The comprehensive nature of this work, particularly where Giel painstakingly establishes his family history and unique perspective on historical events like JFK’s assassination, is further accelerated by the electric energy that imbues the memoir upon the onset of Giel’s seminarian experience and which remains throughout. After declaring his commitment to seminary life at age seven, the author follows through by becoming a seminarian at Holy Cross Seminary on the University of Notre Dame campus at the youthful age of fourteen. Many thought-provoking moments and ideas fill this memoir; however, one that resonates is the reality that Giel’s seminary life—and his subsequent attempt to relinquish the material world—was taking place a mere one mile down the road from his family home on Diamond Avenue. The details of the first day in the seminary, from the fourteen-minute prayer to the lost glasses are both highly entertaining and insightful.

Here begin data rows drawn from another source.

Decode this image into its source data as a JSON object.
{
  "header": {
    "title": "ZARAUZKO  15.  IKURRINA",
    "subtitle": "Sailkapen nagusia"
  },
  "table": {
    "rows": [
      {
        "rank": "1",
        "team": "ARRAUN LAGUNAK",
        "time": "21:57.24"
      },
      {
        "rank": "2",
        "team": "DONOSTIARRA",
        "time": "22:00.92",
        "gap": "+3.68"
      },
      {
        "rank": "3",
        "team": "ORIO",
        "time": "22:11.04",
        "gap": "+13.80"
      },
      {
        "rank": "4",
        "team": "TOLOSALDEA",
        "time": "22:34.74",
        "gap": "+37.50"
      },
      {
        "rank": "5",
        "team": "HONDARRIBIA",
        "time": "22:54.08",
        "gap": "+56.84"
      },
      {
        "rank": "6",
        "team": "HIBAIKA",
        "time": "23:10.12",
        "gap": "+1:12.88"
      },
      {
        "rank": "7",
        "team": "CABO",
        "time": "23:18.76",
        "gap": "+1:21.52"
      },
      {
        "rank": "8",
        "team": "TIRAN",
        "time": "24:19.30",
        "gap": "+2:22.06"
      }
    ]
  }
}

It’s clear from the start that Giel could be considered a misfit, but to see the numerous experiences that lead to this realization for him is remarkable. Considering that he was fourteen years old when he entered the seminary, it is both humorous and profound to see the juxtaposition of the desire to attain women and intimacy with living a life of celibacy and complete abstinence from the material world. Moreover, Giel’s rebellious nature in youth and questionable companionship, succinctly captured in the must-read chapter on “Gourmet Garbage,” lands him in one precarious situation after another, ultimately paving his way out of the seminary and toward a career as a lawyer. Giel’s writing during the courtroom drama portion is stellar and engaging, but readers will likely find themselves gravitating toward themes of love, death, and the life that is lived in between these two worlds.